A Convoluted Infection Chain
As noted by Microsoft, the actor appears to be experimenting with various multi-stage infection chains. Common variations include the method of delivering the ISO containers and a wide variety of custom downloaders enmeshed with Cobalt Strike Beacon. There’s a vague mention of an iOS zero-day being hosted on Nobelium fingerprinting servers but no mention as to whether this entails an iOS payload. That said, we also suspect no company is in a position to monitor iPhone endpoints for these payloads, Apple included.
While the Cobalt Strike Beacon payload is a disappointingly ubiquitous end for such a convoluted infection chain, it’s not in fact the end of that chain. Rather, it serves as an early scout that enables selective distribution of rarer payloads directly into memory where they’re less likely to be detected. A similar technique was employed by HackingTeam’s Remote Control System (RCS) where initial infections used their ‘Scout’ malware for initial recon and could then be selectively upgraded to the full ‘Elite’ payload. After years of burned iterations on custom toolkits, it seems NobleBaron has opted for maximizing return on investment by simply lowering their upfront investment.

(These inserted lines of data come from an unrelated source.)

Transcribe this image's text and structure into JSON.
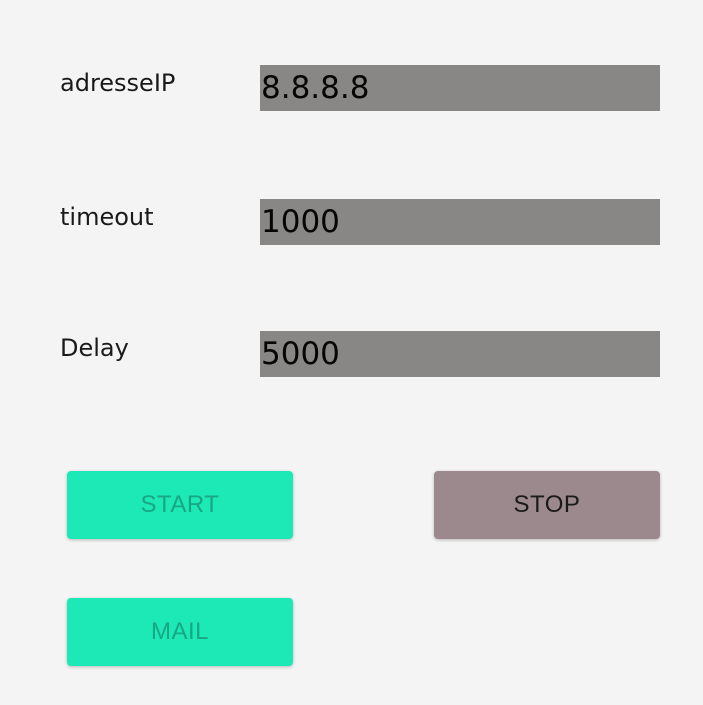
{
  "form": {
    "ip_label": "adresseIP",
    "ip_value": "8.8.8.8",
    "timeout_label": "timeout",
    "timeout_value": "1000",
    "delay_label": "Delay",
    "delay_value": "5000"
  },
  "buttons": {
    "start_label": "START",
    "stop_label": "STOP",
    "mail_label": "MAIL"
  },
  "colors": {
    "background": "#f4f4f4",
    "field_background": "#888785",
    "accent_green": "#1de9b6",
    "accent_green_text": "#18a684",
    "stop_background": "#9c898d"
  }
}
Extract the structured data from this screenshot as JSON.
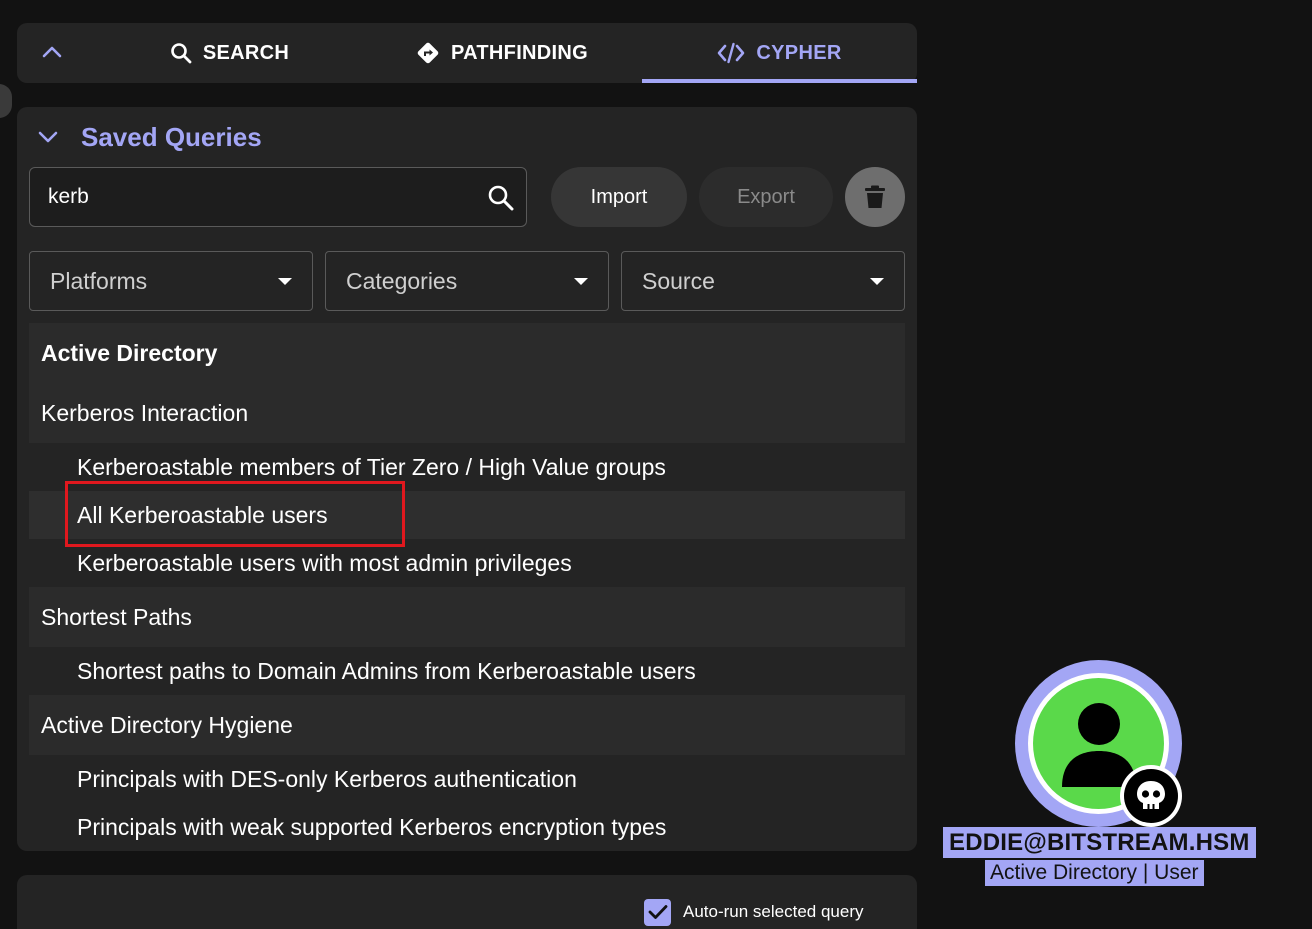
{
  "tabs": [
    {
      "label": "SEARCH",
      "icon": "search-icon"
    },
    {
      "label": "PATHFINDING",
      "icon": "route-diamond-icon"
    },
    {
      "label": "CYPHER",
      "icon": "code-icon",
      "active": true
    }
  ],
  "saved_queries": {
    "title": "Saved Queries",
    "search_value": "kerb",
    "search_placeholder": "",
    "import_label": "Import",
    "export_label": "Export",
    "filters": {
      "platforms": "Platforms",
      "categories": "Categories",
      "source": "Source"
    },
    "platform": "Active Directory",
    "groups": [
      {
        "name": "Kerberos Interaction",
        "items": [
          "Kerberoastable members of Tier Zero / High Value groups",
          "All Kerberoastable users",
          "Kerberoastable users with most admin privileges"
        ]
      },
      {
        "name": "Shortest Paths",
        "items": [
          "Shortest paths to Domain Admins from Kerberoastable users"
        ]
      },
      {
        "name": "Active Directory Hygiene",
        "items": [
          "Principals with DES-only Kerberos authentication",
          "Principals with weak supported Kerberos encryption types"
        ]
      }
    ],
    "selected_item": "All Kerberoastable users"
  },
  "options": {
    "autorun_label": "Auto-run selected query",
    "autorun_checked": true
  },
  "graph_node": {
    "name": "EDDIE@BITSTREAM.HSM",
    "subtitle": "Active Directory | User",
    "icon": "user-icon",
    "badge_icon": "skull-icon",
    "colors": {
      "ring": "#a3a6f5",
      "fill": "#5ad94a"
    }
  },
  "colors": {
    "accent": "#a3a6f5",
    "background": "#121212",
    "panel": "#242424",
    "highlight": "#e0181e"
  }
}
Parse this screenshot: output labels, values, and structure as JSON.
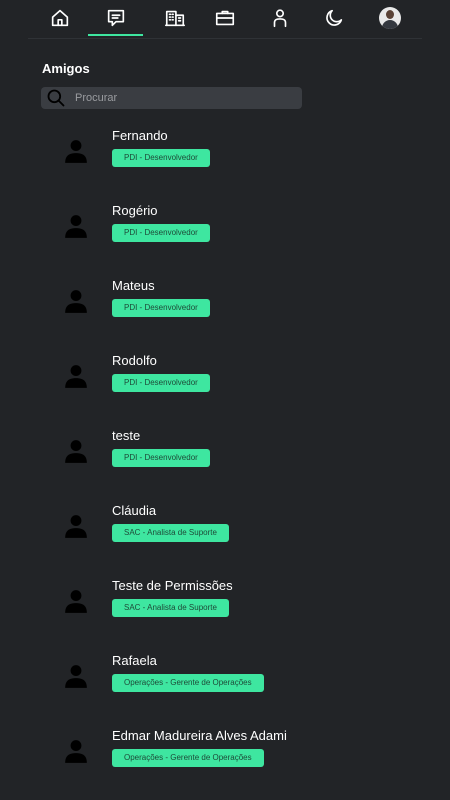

Notable TTPs include the following:
- An increasing depth in multi-layer droppers (a concept briefly described by Steve Miller and worth exploring further) particularly with regard to the inevitable CS Beacon payload.
- The use of large size files to avoid detection by security solutions with hardcoded size limits for ‘efficiency’.
- A fishing-with-dynamite approach to collecting initial access to victims with low-cost tooling. The SolarWinds supply chain attack is one such example of starting with a wide victim pool and whittling down to high-value targets.